The full loop — ingestion, brief-time retrieval, loop closure — is under 300 lines of Python. One .feather file per brand. No cloud dependencies. Runs wherever your marketing AI runs. The HNSW index, context graph, and adaptive scoring are all embedded in the file format. You open it, you query it, you close it.

The loop starts with the first campaign you ingest. It gets better with every campaign after that.

FAQ

How does the context-creative-ROAS loop actually improve performance?

Each stage feeds the next with better input than the previous cycle. Context retrieval surfaces proven hooks at brief time, grounding creative strategy in evidence. Better creative grounding produces better campaign performance. Better campaign performance generates richer evidence for the next retrieval cycle. The loop compounds over time.
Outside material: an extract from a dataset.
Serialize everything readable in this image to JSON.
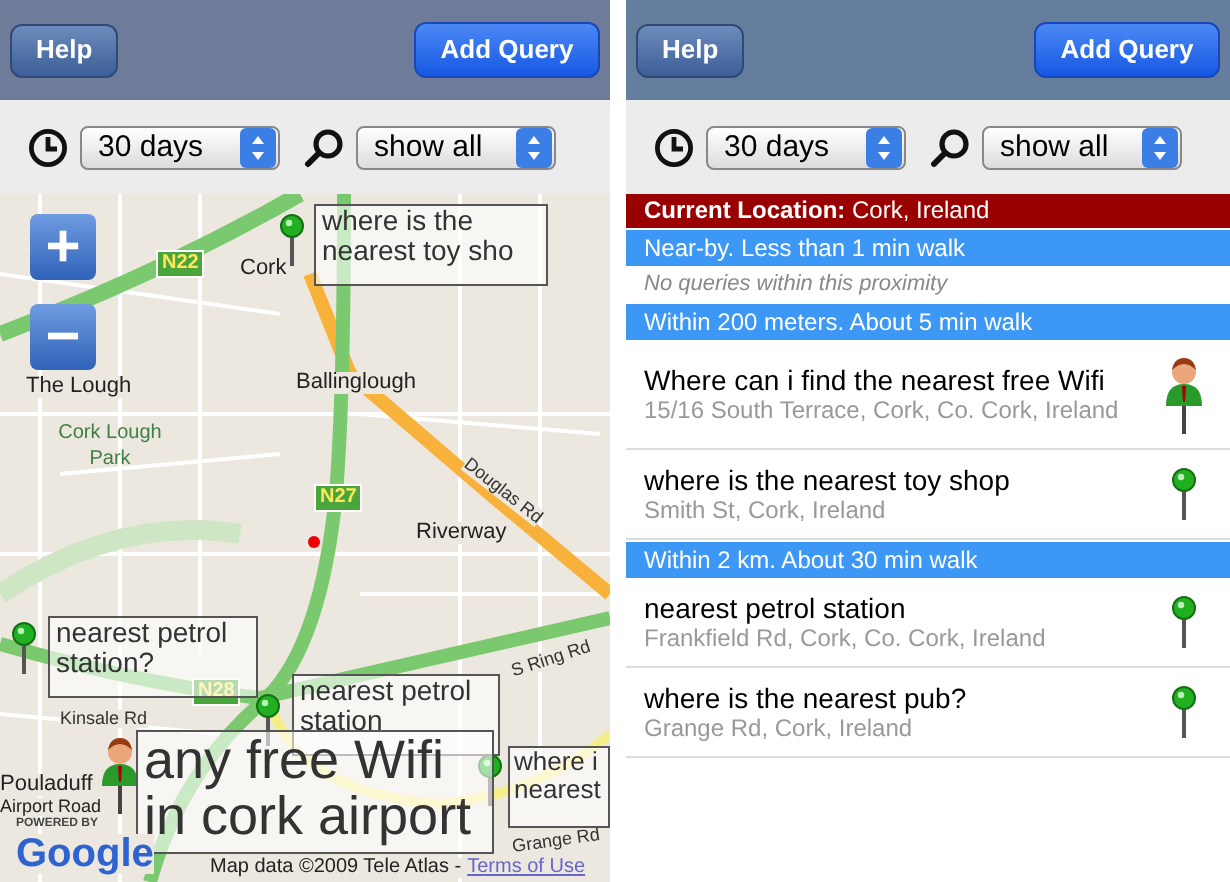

What is the starting point for the loop if there is no campaign history?

Start by ingesting existing campaign data from historical records — even basic creative text with CTR and spend data is sufficient. Industry-level creative principles can be seeded with low importance weights as a bootstrap. The first few brief cycles will be less well-grounded than later ones, but the loop begins producing useful context from the first ingestion batch.

How quickly does the context-ROAS loop produce measurable improvement?
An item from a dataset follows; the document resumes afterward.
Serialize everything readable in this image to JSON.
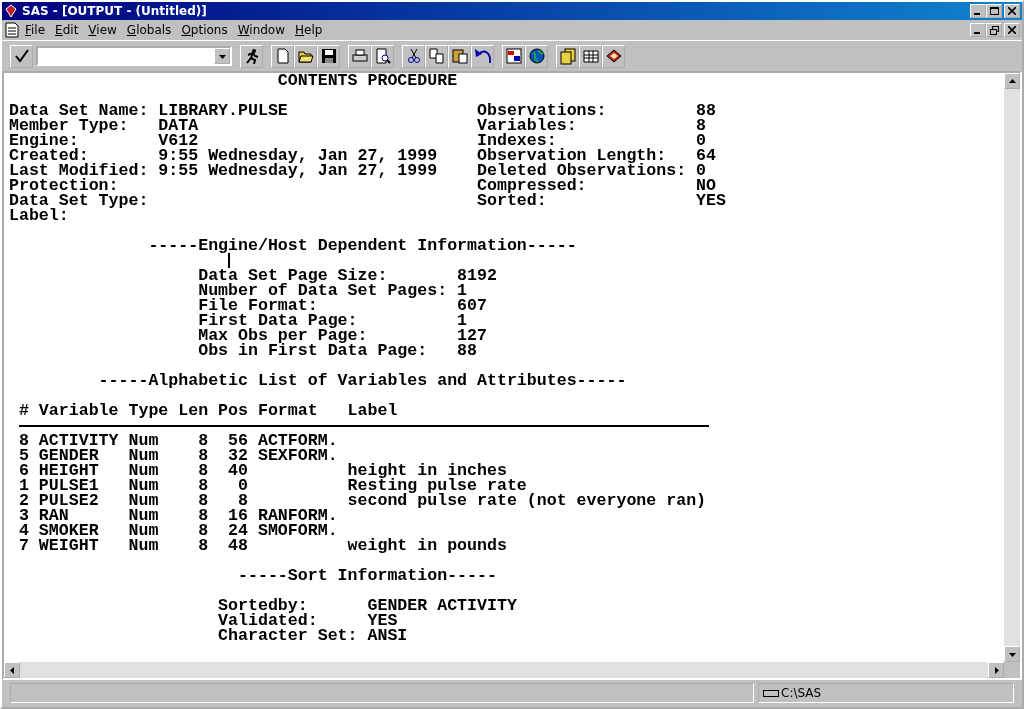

Hawky.ai reports 20% CTR uplift within 7 days of deployment. The immediate improvement comes from starting briefs from evidenced context rather than cold-start generation. The 27% CPL reduction is the cumulative effect of running the loop across multiple campaigns. Both timescales — immediate and cumulative — are real; they measure different parts of the same compounding system.

Can the loop work with any LLM for the creative generation stage?

Yes. Feather DB is model-agnostic. The context retrieval layer supplies structured context as text. Any LLM can receive that context and generate the brief or creative variants. GPT-4o, Claude, Gemini — the choice of generation model is independent of the context engine layer.